UPDATE V: It’s simply not possible to know any less about an issue than The Atlantic‘s Marc Ambinder apparently knows about the State Secrets privilege, yet that doesn’t deter him even for a moment from opining pedantically on what happened today. Not only doesn’t Ambinder have the first idea what the controversy is even about (he defends what the Obama DOJ did here by arguing that “Obama certainly never promised Americans that he’d declassify everything, or that the government had to renounce its right to assert a state secrets privilege forever” — as though there is anyone who actually believes that), but he has also anointed himself spokesman for Obama-supporting civil libertarians such that he can read their minds and divine why they voted for Obama: ”civil libertarians and others who voted for Obama did so with the belief that his judgment and his attorney general would be better stewards of that privilege than President Bush and his attorney generals [sic] (and vice president.)”

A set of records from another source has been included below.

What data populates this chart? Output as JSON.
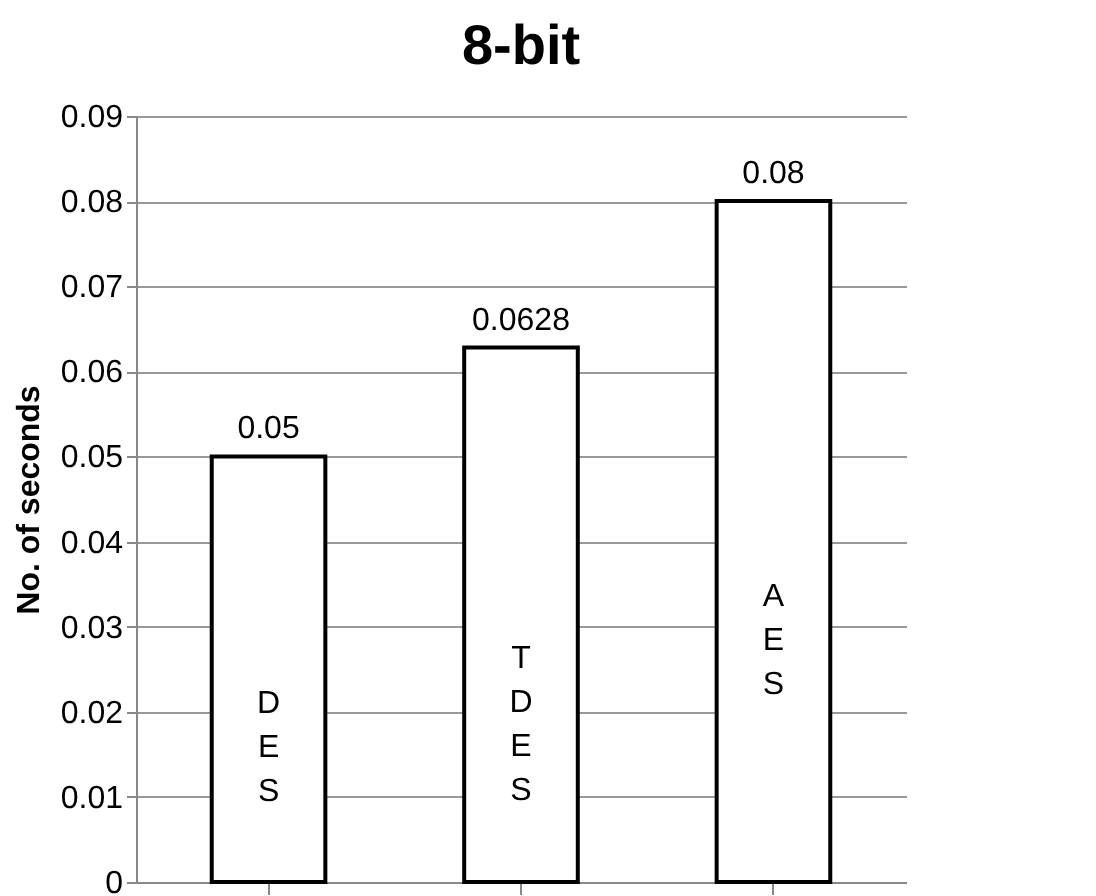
{
  "chart_data": {
    "type": "bar",
    "title": "8-bit",
    "ylabel": "No. of seconds",
    "categories": [
      "DES",
      "TDES",
      "AES"
    ],
    "values": [
      0.05,
      0.0628,
      0.08
    ],
    "color": "#ffffff",
    "ylim": [
      0,
      0.09
    ],
    "yticks": [
      0,
      0.01,
      0.02,
      0.03,
      0.04,
      0.05,
      0.06,
      0.07,
      0.08,
      0.09
    ],
    "grid": "y",
    "data_labels": true
  }
}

Even if it’s true that “civil libertarians” voted for Obama because they believed he and his appointees would “be better stewards of that privilege than President Bush and his attorney generals [sic],” what the Obama DOJ did today — adopt Bush’s abusively broad version of the privilege and then invoke it to shield entire torture and rendition programs from judicial scrutiny — would be the exact opposite of that. Is it really that difficult for journalists to refrain from pretending that they understand things until they bother to do the most minimal work to make the pretense slightly convincing?
UPDATE VI: Someone might want to ask The Atlantic‘s resident civil liberties expert and self-anointed spokesman for civil libertarians everywhere, Marc Ambinder, who “Patrick Romero” [sic] is. Those who want to mock the ACLU’s “outrage” and purport to speak on behalf of civil libertarians might want first to learn who the ACLU’s Executive Director actually is.